The METRIC authors, led by both Dr. Robert and Keith Flaherty, MD, from the Massachusetts General Hospital Cancer Center in Boston, suggest that trametinib has a way to go to find its niche. "Further work will be needed to determine the optimal role for trametinib in the treatment of metastatic melanoma," they write.

Toxicity Manageable

Overall, the adverse effects of trametinib were manageable, the authors report.
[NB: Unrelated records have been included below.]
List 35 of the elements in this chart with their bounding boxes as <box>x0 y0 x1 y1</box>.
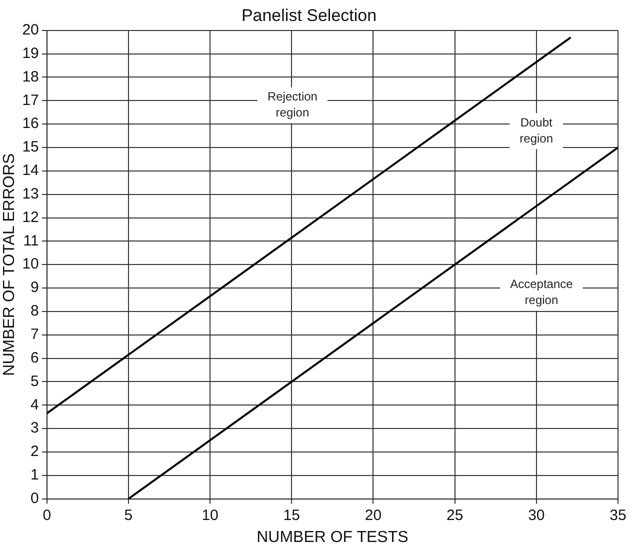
x-tick-label: 0 <box>42 506 52 524</box>
x-tick-label: 5 <box>124 506 133 524</box>
y-tick-label: 3 <box>30 420 39 437</box>
y-tick-label: 16 <box>22 115 39 132</box>
x-tick-label: 35 <box>610 506 626 524</box>
x-axis-title: NUMBER OF TESTS <box>256 528 408 546</box>
y-tick-label: 5 <box>30 372 39 390</box>
y-tick-label: 7 <box>30 326 39 343</box>
annotation: Acceptance region <box>510 277 574 308</box>
annotation: Doubt region <box>520 115 554 146</box>
y-tick-label: 20 <box>22 22 39 39</box>
y-tick-label: 2 <box>30 443 39 460</box>
chart-title: Panelist Selection <box>241 6 377 25</box>
y-tick-label: 9 <box>30 279 39 296</box>
x-tick-label: 30 <box>528 506 545 524</box>
x-tick-label: 15 <box>283 506 300 524</box>
x-tick-label: 10 <box>202 506 218 524</box>
x-tick-label: 25 <box>446 506 464 524</box>
x-tick-label: 20 <box>364 506 382 524</box>
y-tick-label: 1 <box>30 466 39 484</box>
y-tick-label: 19 <box>22 44 39 62</box>
y-tick-label: 10 <box>22 256 39 273</box>
y-tick-label: 0 <box>30 490 39 507</box>
y-tick-label: 6 <box>30 349 39 366</box>
y-tick-label: 15 <box>22 138 39 156</box>
y-axis-title: NUMBER OF TOTAL ERRORS <box>1 153 18 376</box>
y-tick-label: 12 <box>22 208 39 226</box>
y-tick-label: 14 <box>22 162 39 180</box>
y-tick-label: 17 <box>22 92 39 109</box>
annotation: Rejection region <box>267 90 318 120</box>
y-tick-label: 11 <box>23 232 39 250</box>
y-tick-label: 18 <box>22 68 39 86</box>
y-tick-label: 8 <box>30 302 39 320</box>
y-tick-label: 4 <box>30 396 39 414</box>
y-tick-label: 13 <box>22 185 39 202</box>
The most commonly reported serious events were hypertension (12%), skin rash (7%), fatigue (4%), and pruritus (2%). Other adverse events of note, despite being less serious, were ejection fraction decrease/ventricular dysfunction (7%) and chorioretinopathy.

Severe adverse events (grade 3/4) occurred in less than 1% of all patients (both groups) in the study. Patients in the trametinib group received the oral agent once a day (2 mg). Patients in the chemotherapy group received either dacarbazine (1000 mg/m² body-surface area) or paclitaxel (175 mg/m² per body-surface area).

The study was funded by GlaxoSmithKline. Dr. Robert reports financial ties with GlaxoSmithKline, Bristol-Meyers Squibb, and Roche Diagnostics. Dr. Flaherty reports financial ties with GlaxoSmithKline. Dr. Hauschild reports financial ties with GlaxoSmithKline.

N Engl J Med. Published online June 4, 2012. Abstract

2012 Annual Meeting of the American Society of Clinical Oncology (ASCO): Abstract LBA8509. To be presented June 4, 2012.